6. Safety Gear Having good, wet-weather gear and warm clothing, safety harnesses, life jackets, jacklines, flares, collision mat, drogue, Life Sling, life raft, search light, fog horn, fire extinguishers, and an EPIRB are the basic safety items that we wouldn’t be comfortable cruising without.
Just as important as having the gear is knowing how to use it and having well-planned safety routines. Onboard rules are detailed to new crew in every pre-passage briefing. These include the requirements for wearing safety gear, man overboard and fire routines, watchkeeping instructions, and rules such as never going out of the cockpit onto the deck when on watch alone. Seasickness is common and can be debilitating so seasick medications are part of our safety kit. (see The Delicate Art of Preventing Seasickness).

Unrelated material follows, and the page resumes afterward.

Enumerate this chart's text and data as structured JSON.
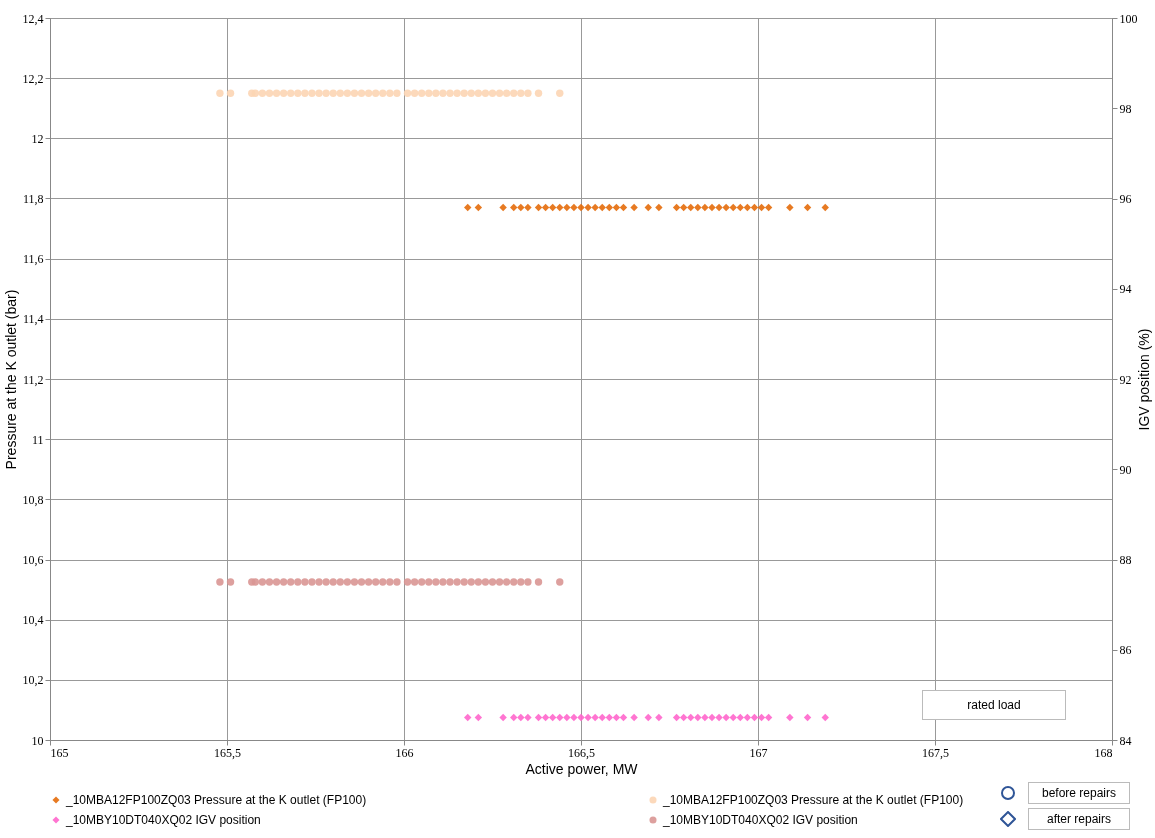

7. Good Charts and Cruising Guides As nothing is more scary than coming into an anchorage without large-scale charts, we carry hundreds on board during long cruises, and always research our route carefully to ensure wide coverage. To limit costs we beg, borrow, and photocopy as well as buy! A chart plotter is increasingly used, but paper charts are also carried since electronics can fail. Cruising guides supplement our charts, providing information about anchorages and facilities, and chartlets often enable us to cut down on harbor chart purchases. Pilot charts for weather, light lists, tide tables, sight-reduction tables, and a nautical almanac all have space in our navigation station.
|"Once you’ve been struck by lightning, you carry insurance!"|
Over the years we have found the benefits of cruising as a couple, and as a family, have been enormous with a special bond and mutual respect gained from operating as a partnership in both positive and adverse situations. We have shared hundreds of stimulating cultural experiences in nearly a hundred countries, made innumerable new friends, had the time to discuss and reflect on life, and enjoy together the incredible wonders of nature.
So these are our 10 criteria for cruising. I have to admit, they have changed over the years. When I was young, strong, and eager to please, I was happy to pull up the sails and anchor by hand, steer for hours every day, cook on a one-burner stove, and carry ice for miles. No longer! Although we now enjoy our creature comforts on board, we still look back fondly on the days we sailed the Caribbean in a 28 footer with little more than a lead-line. The adventure and camaraderie of cruising is just the same. So whatever your budget, go cruising! It will be the highlight of your life!